Have you looked at your 401(k) statement lately? Don’t!! New numbers from Fidelity Investments show that the average person’s 401(k) balance dropped 12% over the last 90 days. But if you micromanage your account based on the recent bad news, you’ll get the wrong idea and probably do the wrong thing.

The younger you are, you have to remember that your 401(k) is a work in progress with a gestation period of decades. When you are an investor, things go up and down in waves. If you go back to when the stock market hit a low in 2009, some people sold everything and moved all their assets to “safe” stuff like cash or stable-value funds.

Then after the market bottomed out, they were spectators watching a massive market recovery. Sure, now that same market has been not so hot, but the point is, making a short-term emotional zig or zag versus sticking with a well-thought out and diversified plan, you end up missing the most important gains that will happen.
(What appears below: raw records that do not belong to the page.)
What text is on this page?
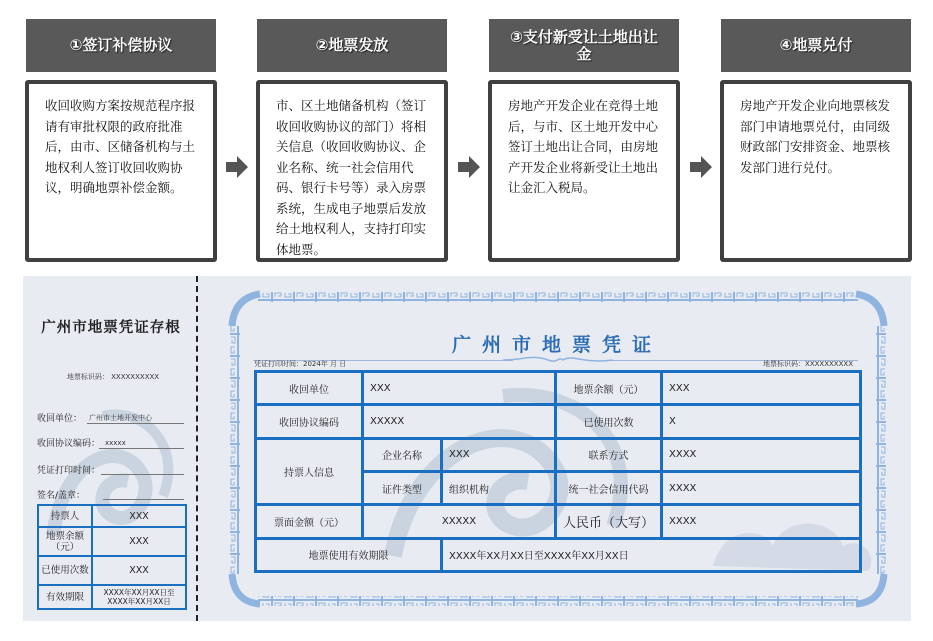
①签订补偿协议
收回收购方案按规范程序报请有审批权限的政府批准后，由市、区储备机构与土地权利人签订收回收购协议，明确地票补偿金额。
②地票发放
市、区土地储备机构（签订收回收购协议的部门）将相关信息（收回收购协议、企业名称、统一社会信用代码、银行卡号等）录入房票系统，生成电子地票后发放给土地权利人，支持打印实体地票。
③支付新受让土地出让金
房地产开发企业在竞得土地后，与市、区土地开发中心签订土地出让合同，由房地产开发企业将新受让土地出让金汇入税局。
④地票兑付
房地产开发企业向地票核发部门申请地票兑付，由同级财政部门安排资金、地票核发部门进行兑付。
广州市地票凭证存根
地票标识码： XXXXXXXXXX
收回单位： 广州市土地开发中心
收回协议编码： xxxxx
凭证打印时间：
签名/盖章：
持票人	XXX
地票余额（元）	XXX
已使用次数	XXX
有效期限	XXXX年XX月XX日至XXXX年XX月XX日
广州市地票凭证
凭证打印时间：2024年 月 日	地票标识码：XXXXXXXXXX
收回单位	XXX		地票余额（元）	XXX
收回协议编码	XXXXX		已使用次数	X
持票人信息	企业名称	XXX	联系方式	XXXX
	证件类型	组织机构	统一社会信用代码	XXXX
票面金额（元）	XXXXX		人民币（大写）	XXXX
地票使用有效期限		XXXX年XX月XX日至XXXX年XX月XX日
If you are putting your retirement money in a target-retirement fund that automatically gets more conservative as you age, you ride the ups and downs knowing that when the market does recover, you recover with it.

If you believe in the creativity of capitalism, and that over time society becomes wealthier because of it, then you want to be part of that by having ownership in the enterprises that those creative energies ultimately represent. That’s why you stay in the game through thick and thin.

Don’t let short term reversals keep you from your long-term goal, which is financial security for you and your family.